UPDATE: “The Old Ones, Great and Small” can now be read, for free, at Diabolical Plots!

With great pride and pleasure, I can now announce that my story “The Old Ones, Great and Small” is now available in the Diabolical Plots Year Five collection! It will also be available to read for free on the Diabolical Plots website in March 2020.

Charles Payseur wrote a lovely QuickSip Review in his long-running short fiction review column.

Tara Grimravn also wrote a lovely review for Tangent.

Jeff Xilon had kind things to say in his Short Fiction Roundup.

A.C. Wise included this story in her “My Favorite Short Fiction of 2020” list.

Author’s Notes

Writing this story started, as is so common with a fledgling SFF writer, with being inspired by H.P. Lovecraft. Maybe it’s a burning desire to use “squamous,” “cyclopean,” or “non-Euclidean geometry” in a sentence. Maybe it’s a desire to describe the indescribable. Maybe it’s a need to respond to the xenophobia and gynophobia underpinning Lovecraft’s stories. Or maybe it’s curiosity about why and how those stories endure and continue to spawn a thousand young.

I’m not immune. To me, the horror of H.P. Lovecraft’s Great Old Ones is the Fear of the Other to the ultimate degree. Not only are his horrors shadowy and inscrutable, they are so alien as to defy understanding; the sane human mind is incapable of comprehending them. Merely knowing of them, of their scale and cosmic indifference, moves us far from the center and threatens our sense of significance. How existentially angsty!

So, what if we beat them? What if humanity did what it always does in the face of an imminent, adversarial threat: girded ourselves, developed weapons and defenses, and subdued or annihilated our foe? “The Old Ones, Great and Small” takes place in the after-times. Humanity has gone into the shadows and dragged what lurked there out into the light. We’ve caged them, studied them, and even forced them to perform for us. Now, once we’ve gotten past our fear, how do we see the Ultimate Other? Is it much different from how we’ve evolved on all the other Others we feared?

I read that the original concept pitch for the movie Jurassic World described a scene where a bored teenager takes a selfie with a Tyrannosaurus Rex. I love that notion. I’ll never forget the sense of wonder from the original movie, when they first see the Brachiosaurus stand on it’s hind legs to reach a treetop. But years later… Ho hum. Kids these days, right?

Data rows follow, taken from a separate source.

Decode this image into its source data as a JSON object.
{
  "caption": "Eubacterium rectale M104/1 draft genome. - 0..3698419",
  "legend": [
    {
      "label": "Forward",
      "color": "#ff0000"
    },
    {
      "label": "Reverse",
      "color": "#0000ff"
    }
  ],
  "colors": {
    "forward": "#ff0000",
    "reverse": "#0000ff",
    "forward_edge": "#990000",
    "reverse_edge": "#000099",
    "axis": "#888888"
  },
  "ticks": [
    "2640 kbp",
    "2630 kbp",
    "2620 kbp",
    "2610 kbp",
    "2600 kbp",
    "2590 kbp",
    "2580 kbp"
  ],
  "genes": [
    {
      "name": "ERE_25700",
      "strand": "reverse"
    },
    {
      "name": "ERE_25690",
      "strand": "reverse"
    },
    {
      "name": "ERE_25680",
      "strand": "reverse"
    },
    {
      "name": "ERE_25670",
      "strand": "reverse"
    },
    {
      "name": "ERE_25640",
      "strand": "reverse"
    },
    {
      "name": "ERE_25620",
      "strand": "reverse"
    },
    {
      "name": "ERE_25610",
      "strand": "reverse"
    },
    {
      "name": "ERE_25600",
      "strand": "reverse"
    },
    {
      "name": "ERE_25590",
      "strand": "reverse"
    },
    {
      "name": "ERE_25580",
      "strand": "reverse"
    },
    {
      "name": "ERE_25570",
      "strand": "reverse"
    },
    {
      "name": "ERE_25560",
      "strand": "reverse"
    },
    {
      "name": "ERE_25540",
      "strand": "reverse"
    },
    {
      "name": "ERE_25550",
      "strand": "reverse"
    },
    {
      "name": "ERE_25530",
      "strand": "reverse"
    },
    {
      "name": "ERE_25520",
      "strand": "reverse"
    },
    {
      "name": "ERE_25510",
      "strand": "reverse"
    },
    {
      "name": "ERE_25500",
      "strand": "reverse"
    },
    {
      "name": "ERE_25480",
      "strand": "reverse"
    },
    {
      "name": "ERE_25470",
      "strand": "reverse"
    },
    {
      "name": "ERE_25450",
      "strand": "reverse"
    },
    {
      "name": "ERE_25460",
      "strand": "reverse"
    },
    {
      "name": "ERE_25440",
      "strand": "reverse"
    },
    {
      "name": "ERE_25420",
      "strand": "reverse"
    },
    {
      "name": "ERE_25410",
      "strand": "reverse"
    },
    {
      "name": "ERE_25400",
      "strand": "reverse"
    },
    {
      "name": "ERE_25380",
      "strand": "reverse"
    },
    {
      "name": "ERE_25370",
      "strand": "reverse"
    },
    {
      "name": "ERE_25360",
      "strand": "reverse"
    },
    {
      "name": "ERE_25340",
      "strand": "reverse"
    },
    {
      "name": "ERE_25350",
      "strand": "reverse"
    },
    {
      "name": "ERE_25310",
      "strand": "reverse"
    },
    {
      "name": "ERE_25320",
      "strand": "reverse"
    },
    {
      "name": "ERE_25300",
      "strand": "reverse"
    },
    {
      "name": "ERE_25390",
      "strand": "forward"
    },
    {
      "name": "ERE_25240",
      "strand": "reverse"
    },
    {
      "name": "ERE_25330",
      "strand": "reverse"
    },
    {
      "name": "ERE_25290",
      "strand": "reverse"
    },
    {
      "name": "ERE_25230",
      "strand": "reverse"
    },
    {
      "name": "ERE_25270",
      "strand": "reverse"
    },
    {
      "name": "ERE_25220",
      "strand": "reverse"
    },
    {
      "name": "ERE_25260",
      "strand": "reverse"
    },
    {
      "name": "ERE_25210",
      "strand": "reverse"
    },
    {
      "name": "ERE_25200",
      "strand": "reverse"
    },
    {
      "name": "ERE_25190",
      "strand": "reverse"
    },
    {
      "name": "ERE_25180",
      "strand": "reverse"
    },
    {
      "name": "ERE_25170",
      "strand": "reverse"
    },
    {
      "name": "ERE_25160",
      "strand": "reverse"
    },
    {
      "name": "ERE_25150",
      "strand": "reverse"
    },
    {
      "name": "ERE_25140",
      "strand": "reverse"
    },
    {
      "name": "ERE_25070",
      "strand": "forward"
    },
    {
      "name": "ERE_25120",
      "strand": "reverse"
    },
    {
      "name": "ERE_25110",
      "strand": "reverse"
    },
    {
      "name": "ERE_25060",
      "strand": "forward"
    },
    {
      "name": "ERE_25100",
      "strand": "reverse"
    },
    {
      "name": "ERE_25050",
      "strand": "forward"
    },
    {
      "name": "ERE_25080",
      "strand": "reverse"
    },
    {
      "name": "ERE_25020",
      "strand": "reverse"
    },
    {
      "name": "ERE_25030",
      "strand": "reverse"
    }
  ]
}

Of course the protagonist of my story would be an old man. Not the sort to take selfies. A brooder, a park bench philosopher. And in a short story, I didn’t have to make a Lovecraftian Jurassic Park in three acts, complete with escaping, rampaging monsters (as fun as that could be) and a cautionary message. The story could focus on a smaller, quieter concern. Like where the sense of terror (and wonder) had gone–and whether it could ever be rediscovered.